After a three-year stay at Virginia Commonwealth, Grant rolled out of Richmond to return to the SEC. It is a favorable landing spot; the Crimson Tide aren’t too far removed from success, and they play in what is easily the weaker of the league’s two divisions. Grant is precise and patient, two traits certain to help him out in Tuscaloosa. Maybe the turnaround doesn’t come this year, but it will come soon.

Sean Miller, Arizona

The Wildcats will deploy their fourth coach in as many years, though Miller can be counted upon to stick around awhile. He amplified Xavier’s steady program after taking over for Thad Matta and looked like he might be content for a long-term stay. However, Arizona promises the opportunity for better recruiting, more of a spotlight and greater potential, and Miller eventually should capitalize.

Josh Pastner, Memphis

Sure, the start was a little bumpy, considering the exodus of talent after John Calipari’s departure. But Pastner’s relentless recruiting, coupled with the addition of former Duke guard Elliot Williams, means things won’t be down for long. In reality, the Tigers could win Conference USA easily and secure a fifth straight NCAA appearance. But if not, they’ll still collect 20 wins under one of the nation’s youngest coaches.


John Wall, Kentucky

Remember Derrick Rose? Well, John Calipari begins his tenure in Lexington with a more athletic version of the freshman point guard who drove Memphis to the national finals two years ago. Blindingly quick with the tightest handle and best hops of any freshman in the class, Wall is a one-and-done lock with the highest ceiling of any incoming player. A transition terror, he still needs to polish his halfcourt decision-making and jumper.

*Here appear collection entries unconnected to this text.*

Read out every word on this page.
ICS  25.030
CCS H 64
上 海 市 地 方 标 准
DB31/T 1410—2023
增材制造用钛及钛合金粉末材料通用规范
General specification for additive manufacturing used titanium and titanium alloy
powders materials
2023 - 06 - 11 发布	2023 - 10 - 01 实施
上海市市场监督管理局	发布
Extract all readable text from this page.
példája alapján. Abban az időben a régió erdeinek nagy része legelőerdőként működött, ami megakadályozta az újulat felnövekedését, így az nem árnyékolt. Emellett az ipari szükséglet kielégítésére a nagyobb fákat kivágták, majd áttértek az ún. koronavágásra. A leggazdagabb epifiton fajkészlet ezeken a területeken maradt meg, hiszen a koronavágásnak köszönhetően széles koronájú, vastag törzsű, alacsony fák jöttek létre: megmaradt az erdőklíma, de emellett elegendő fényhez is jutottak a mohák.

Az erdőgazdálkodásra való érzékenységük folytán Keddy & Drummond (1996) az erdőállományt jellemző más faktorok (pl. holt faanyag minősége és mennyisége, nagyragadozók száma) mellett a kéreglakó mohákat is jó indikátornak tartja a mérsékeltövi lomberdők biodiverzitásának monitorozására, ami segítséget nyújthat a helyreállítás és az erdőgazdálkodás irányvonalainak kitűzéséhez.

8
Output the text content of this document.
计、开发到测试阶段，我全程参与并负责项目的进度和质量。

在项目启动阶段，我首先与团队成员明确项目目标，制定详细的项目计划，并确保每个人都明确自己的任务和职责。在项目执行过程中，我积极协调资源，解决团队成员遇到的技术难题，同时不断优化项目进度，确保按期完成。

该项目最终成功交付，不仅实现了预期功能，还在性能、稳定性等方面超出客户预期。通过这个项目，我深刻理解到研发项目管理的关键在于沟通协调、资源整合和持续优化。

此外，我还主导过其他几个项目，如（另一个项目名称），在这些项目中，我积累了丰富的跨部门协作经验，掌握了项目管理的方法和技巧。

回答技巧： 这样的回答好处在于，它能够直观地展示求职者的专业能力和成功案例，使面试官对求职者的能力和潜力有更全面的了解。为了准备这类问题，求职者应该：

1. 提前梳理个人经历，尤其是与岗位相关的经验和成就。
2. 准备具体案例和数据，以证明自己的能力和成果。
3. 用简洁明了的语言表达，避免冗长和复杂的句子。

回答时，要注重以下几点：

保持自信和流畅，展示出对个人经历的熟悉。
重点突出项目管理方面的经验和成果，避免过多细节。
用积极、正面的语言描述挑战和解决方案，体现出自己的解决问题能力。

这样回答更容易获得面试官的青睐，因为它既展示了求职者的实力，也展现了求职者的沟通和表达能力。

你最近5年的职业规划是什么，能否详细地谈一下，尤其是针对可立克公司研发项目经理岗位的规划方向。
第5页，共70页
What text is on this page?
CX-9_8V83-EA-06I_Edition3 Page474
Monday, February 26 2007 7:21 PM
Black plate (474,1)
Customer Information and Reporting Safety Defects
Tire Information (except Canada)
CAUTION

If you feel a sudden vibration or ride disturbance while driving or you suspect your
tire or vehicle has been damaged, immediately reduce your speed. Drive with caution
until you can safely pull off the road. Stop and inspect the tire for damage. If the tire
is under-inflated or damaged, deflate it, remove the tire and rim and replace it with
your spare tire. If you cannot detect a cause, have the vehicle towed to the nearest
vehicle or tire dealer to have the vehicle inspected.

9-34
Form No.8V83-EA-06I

Derrick Favors, Georgia Tech

The superb post player really jumps out because he’s equally advanced on both ends of the floor. He can dominate as a shot-blocker and rebounder on one end, cover the floor in five strides and showcase his offensive skills in the post on the other. He needs to add muscle to play power forward in the NBA.

Avery Bradley, Texas

A true throwback player with his sensational midrange game and defensive intensity. Offensively, this Las Vegas prospect instantly can stop, rise and pop from around the foul line. More of a combo guard than a pure shooter or point guard, Bradley could be a multiyear star for the Longhorns while he hones the passing and floor-leadership skills he will need to succeed as an NBA point man.

DeMarcus Cousins, Kentucky

The low-block brute compensates for his marginal quickness (for a top-10 recruit) with exceptional size and strength. This Birmingham, Ala., native should mesh nicely with returning Kentucky frontcourt star Patrick Patterson as the latter tries to focus on improving his face-up game.

John Henson, North Carolina

A tantalizing prospect because of his perimeter polish and strong face-up game, Henson combines exceptional length with rare dexterity and touch both in the low post and facing the basket. Though he’s stronger than his skinny build would imply, his extreme lack of bulk could result in this Florida product needing several seasons in Chapel Hill to fill out his frame.